1) as taxas de cobertura estagnaram ou diminuíram;

2) as prestações previdenciárias se deterioraram;

3) as desigualdade de gênero e de renda aumentaram;

4) os altos custos de transição criaram pressões fiscais enormes;

5) os elevados custos administrativos, tendo como consequência rendimentos e aposentadorias mais baixos;

6) a governança é frágil;

7) há elevada concentração no setor de seguros privados;

8) apenas o setor financeiro se beneficiou das poupanças de aposentadoria das pessoas;

9) o efeito é limitado nos mercados de capitais dos países em desenvolvimento;

10) os riscos demográficos e do mercado financeiro foram transferidos para os indivíduos; e

11) o diálogo social é deteriorado.

Conclusão e etapas para reverter a privatização

O documento da OIT, amplamente divulgado na última segunda-feira, mostra o “baixo desempenho da previdência privada obrigatória e apresenta as lições para governos que pretendem melhorar seus sistemas nacionais de previdência. O reforço do seguro social público, associado a regimes solidários não contributivos, conforme recomendado pelas normas da OIT, melhorou a sustentabilidade financeira dos sistemas de previdência e o nível de prestações garantidas, permitindo às pessoas usufruir de uma melhor vida na aposentadoria.
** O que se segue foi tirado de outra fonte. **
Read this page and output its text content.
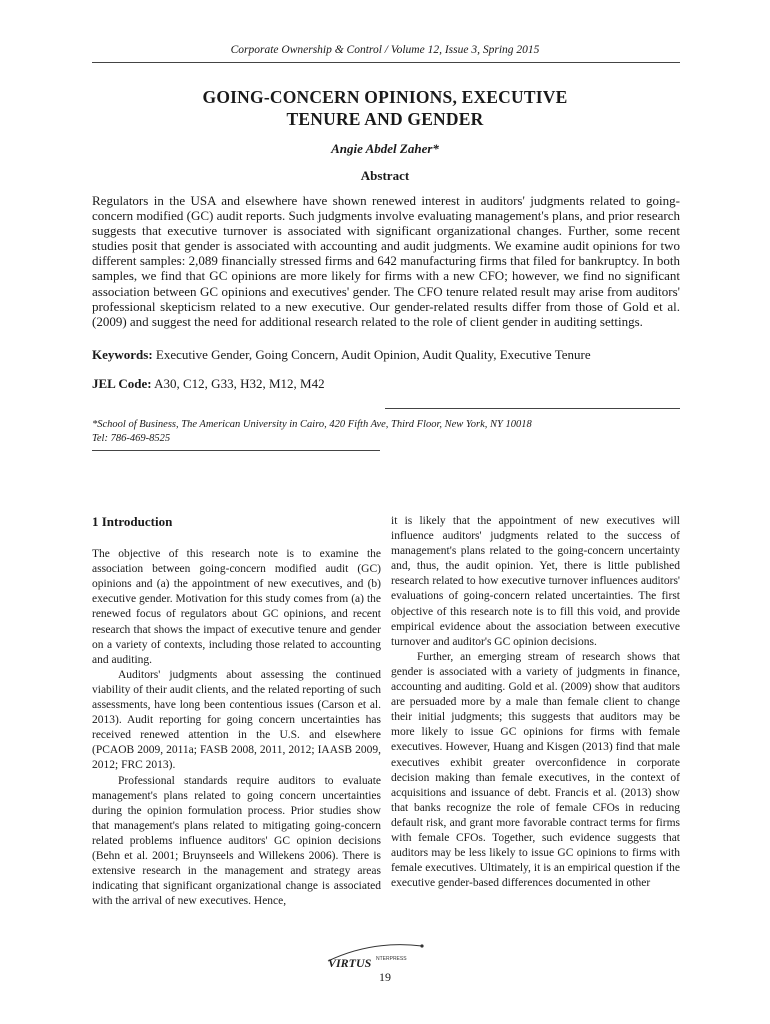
Corporate Ownership & Control / Volume 12, Issue 3, Spring 2015
GOING-CONCERN OPINIONS, EXECUTIVE
TENURE AND GENDER
Angie Abdel Zaher*
Abstract

Regulators in the USA and elsewhere have shown renewed interest in auditors' judgments related to going-concern modified (GC) audit reports. Such judgments involve evaluating management's plans, and prior research suggests that executive turnover is associated with significant organizational changes. Further, some recent studies posit that gender is associated with accounting and audit judgments. We examine audit opinions for two different samples: 2,089 financially stressed firms and 642 manufacturing firms that filed for bankruptcy. In both samples, we find that GC opinions are more likely for firms with a new CFO; however, we find no significant association between GC opinions and executives' gender. The CFO tenure related result may arise from auditors' professional skepticism related to a new executive. Our gender-related results differ from those of Gold et al. (2009) and suggest the need for additional research related to the role of client gender in auditing settings.

Keywords: Executive Gender, Going Concern, Audit Opinion, Audit Quality, Executive Tenure

JEL Code: A30, C12, G33, H32, M12, M42

*School of Business, The American University in Cairo, 420 Fifth Ave, Third Floor, New York, NY 10018
Tel: 786-469-8525

1 Introduction

The objective of this research note is to examine the association between going-concern modified audit (GC) opinions and (a) the appointment of new executives, and (b) executive gender. Motivation for this study comes from (a) the renewed focus of regulators about GC opinions, and recent research that shows the impact of executive tenure and gender on a variety of contexts, including those related to accounting and auditing.

Auditors' judgments about assessing the continued viability of their audit clients, and the related reporting of such assessments, have long been contentious issues (Carson et al. 2013). Audit reporting for going concern uncertainties has received renewed attention in the U.S. and elsewhere (PCAOB 2009, 2011a; FASB 2008, 2011, 2012; IAASB 2009, 2012; FRC 2013).

Professional standards require auditors to evaluate management's plans related to going concern uncertainties during the opinion formulation process. Prior studies show that management's plans related to mitigating going-concern related problems influence auditors' GC opinion decisions (Behn et al. 2001; Bruynseels and Willekens 2006). There is extensive research in the management and strategy areas indicating that significant organizational change is associated with the arrival of new executives. Hence,

it is likely that the appointment of new executives will influence auditors' judgments related to the success of management's plans related to the going-concern uncertainty and, thus, the audit opinion. Yet, there is little published research related to how executive turnover influences auditors' evaluations of going-concern related uncertainties. The first objective of this research note is to fill this void, and provide empirical evidence about the association between executive turnover and auditor's GC opinion decisions.

Further, an emerging stream of research shows that gender is associated with a variety of judgments in finance, accounting and auditing. Gold et al. (2009) show that auditors are persuaded more by a male than female client to change their initial judgments; this suggests that auditors may be more likely to issue GC opinions for firms with female executives. However, Huang and Kisgen (2013) find that male executives exhibit greater overconfidence in corporate decision making than female executives, in the context of acquisitions and issuance of debt. Francis et al. (2013) show that banks recognize the role of female CFOs in reducing default risk, and grant more favorable contract terms for firms with female CFOs. Together, such evidence suggests that auditors may be less likely to issue GC opinions to firms with female executives. Ultimately, it is an empirical question if the executive gender-based differences documented in other

VIRTUS NTERPRESS
19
A responsabilidade dos Estados de garantir a segurança de renda na idade avançada é melhor cumprida por meio do fortalecimento de sistemas públicos de previdência.”

A OIT propõe etapas e políticas para reverter a privatização da previdência. “Em alguns casos, a reversão da privatização pode ser realizada muito rapidamente em somente alguns meses. Para os países que consideram a reconstrução de seus sistemas públicos de previdência, existem 11 principais etapas de medidas políticas”, quais sejam:

1) iniciar o diálogo social para gerar consenso e lançar campanhas de comunicação;

2) constituir comitê de reforma tripartite técnico, encarregado de planejar e executar a re-nacionalização do sistema previdenciário;

3) promulgar lei(s) com as principais características de um programa de repartição e de benefício definido, em conformidade com as normas de seguridade social da OIT;

4) criar uma instituição de previdência pública, governança tripartite;

5) transferir membros do sistema privado para o sistema público;

6) transferir os recursos acumulados das contas individuais;

7) definir novas taxas de contribuição e começar a coletar contribuições para o novo sistema público de previdência;

8) fechar o mecanismo de coleta de contribuições do sistema privado;

9) executar serviços de inspeção e de fiscalização da contribuição;

10) criar a unidade ou entidade responsável pela administração de investimentos do sistema público de previdência; e

11) encerrar o órgão de supervisão e regulação da previdência privada obrigatória.